İmamlardan musiki korosu kurmak Diyanetin gerçekleştirdiği bir uygulama, özellikle kandil gecelerinde büyük şehirlerden yapılan yayınlarda onları seyrediyorduk; fakat Rize gibi taşra kenti için bu bir ilk.
Aslında ?imamlar ve tasavvuf musikisi? birbirine çok da uzak kavramlar değil! Biz onları zihnimizde sala ile ezan arasında sıkıştırdığımız için bu kadar şaşırdık. Zaten bu adamlar gerek kendi başlarına kaldıklarında gerek eş dost arasında gerekse de umre ya da hacca görevli gittiklerinde ilahi söyleyip etraflarındakileri coşturuyorlar. Tüm sorun onlara biçtiğimiz gömlekte.

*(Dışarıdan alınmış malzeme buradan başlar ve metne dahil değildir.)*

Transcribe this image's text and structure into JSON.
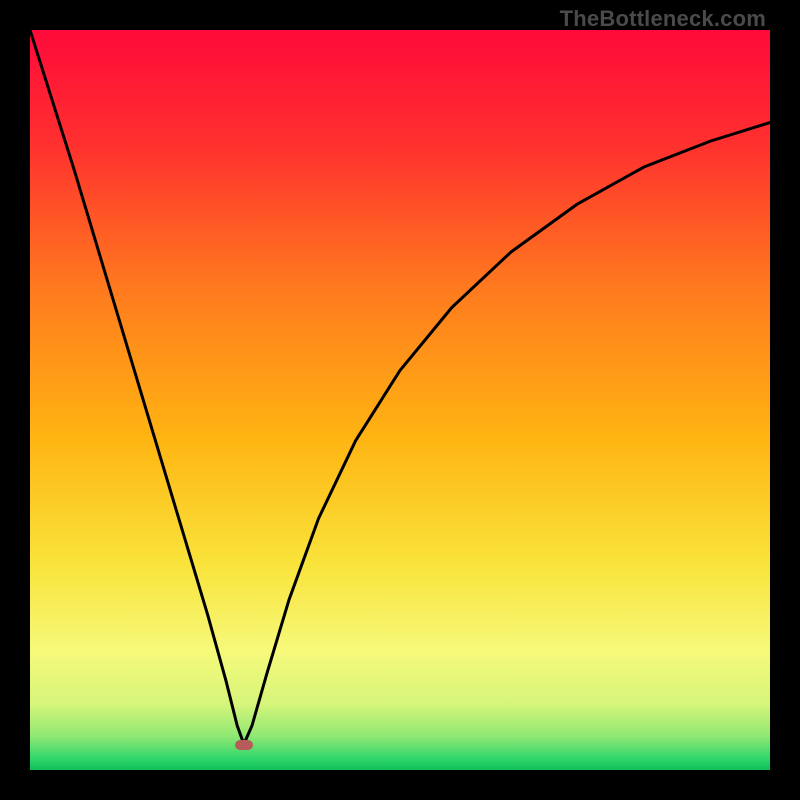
{
  "watermark": "TheBottleneck.com",
  "gradient_stops": [
    {
      "offset": 0.0,
      "color": "#ff0a3a"
    },
    {
      "offset": 0.15,
      "color": "#ff2f2f"
    },
    {
      "offset": 0.35,
      "color": "#ff7a1e"
    },
    {
      "offset": 0.55,
      "color": "#ffb412"
    },
    {
      "offset": 0.72,
      "color": "#f9e33a"
    },
    {
      "offset": 0.84,
      "color": "#f6f97a"
    },
    {
      "offset": 0.91,
      "color": "#d6f57a"
    },
    {
      "offset": 0.955,
      "color": "#8ee873"
    },
    {
      "offset": 0.985,
      "color": "#2fd66b"
    },
    {
      "offset": 1.0,
      "color": "#0fbf57"
    }
  ],
  "marker": {
    "x_frac": 0.289,
    "y_frac": 0.966,
    "color": "#b85b5b"
  },
  "chart_data": {
    "type": "line",
    "title": "",
    "xlabel": "",
    "ylabel": "",
    "series": [
      {
        "name": "curve",
        "x_range": [
          0,
          1
        ],
        "y_is_fraction_from_top": true,
        "points": [
          {
            "x": 0.0,
            "y": 0.0
          },
          {
            "x": 0.03,
            "y": 0.095
          },
          {
            "x": 0.06,
            "y": 0.19
          },
          {
            "x": 0.09,
            "y": 0.29
          },
          {
            "x": 0.12,
            "y": 0.39
          },
          {
            "x": 0.15,
            "y": 0.49
          },
          {
            "x": 0.18,
            "y": 0.59
          },
          {
            "x": 0.21,
            "y": 0.69
          },
          {
            "x": 0.24,
            "y": 0.79
          },
          {
            "x": 0.265,
            "y": 0.88
          },
          {
            "x": 0.28,
            "y": 0.94
          },
          {
            "x": 0.289,
            "y": 0.965
          },
          {
            "x": 0.3,
            "y": 0.94
          },
          {
            "x": 0.32,
            "y": 0.87
          },
          {
            "x": 0.35,
            "y": 0.77
          },
          {
            "x": 0.39,
            "y": 0.66
          },
          {
            "x": 0.44,
            "y": 0.555
          },
          {
            "x": 0.5,
            "y": 0.46
          },
          {
            "x": 0.57,
            "y": 0.375
          },
          {
            "x": 0.65,
            "y": 0.3
          },
          {
            "x": 0.74,
            "y": 0.235
          },
          {
            "x": 0.83,
            "y": 0.185
          },
          {
            "x": 0.92,
            "y": 0.15
          },
          {
            "x": 1.0,
            "y": 0.125
          }
        ]
      }
    ],
    "annotations": [
      {
        "type": "marker",
        "x": 0.289,
        "y": 0.965
      }
    ]
  }
}
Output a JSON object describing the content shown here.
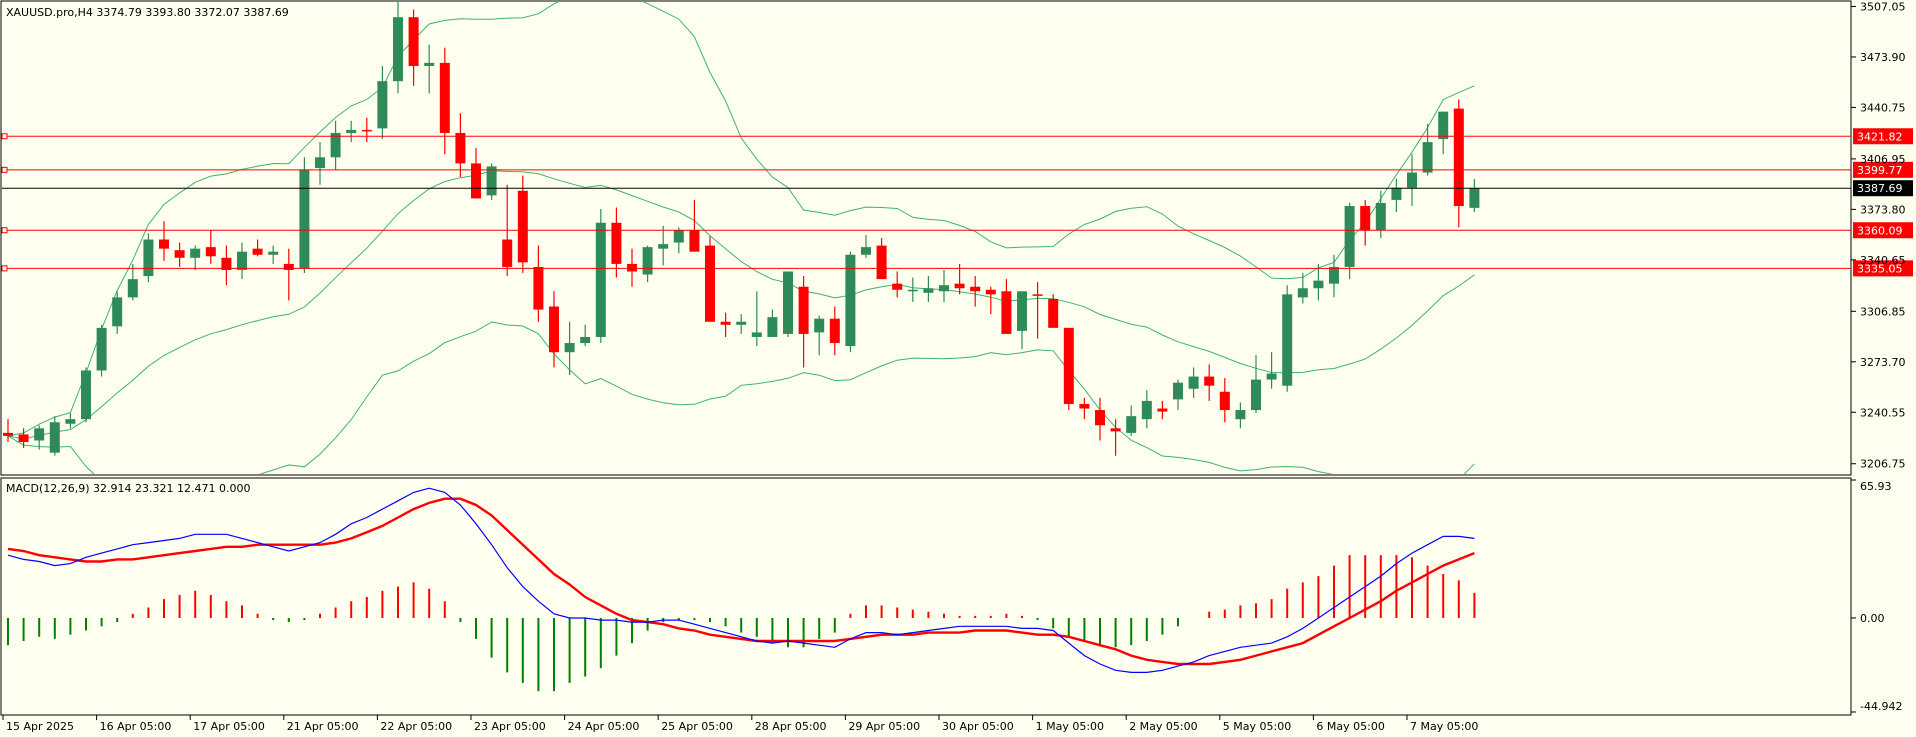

Toplum olarak Kurtuluş savaşından bu yana kaypak, düzenbaz, korkak imam tipleriyle yetiştirildik. Milli Mücadele döneminde yazılan (özellikle Halide Edip Adıvar?ın yazdığı) romanların da bu konuda etkisi çok fazla. İlerleyen yıllarda hep silik, bastırılmış, camiye sıkıştırılmış imam tipleri çıktı ortaya. Günümüze gelinceye kadar ikinci plana atılmış bir teşkilatın kaçıncı plana atıldığı belli olmayan çalışanlarıydı imamlar. Şimdi ise irşad faaliyetlerini gerek yurt içinde gerekse de yurt dışında başarıyla sürdüren, kürsülerden hitaplarını konferans salonlarına taşıyan, hutbe yazarken bir yandan da kitap çıkartan, üniversite ile yetinmeyip akademik çalışmalarda bulunan, birkaç dil bilen, bireysel yeteneklerini geliştiren, farklı sanat dallarında eserler ortaya koyan imamlarımız var.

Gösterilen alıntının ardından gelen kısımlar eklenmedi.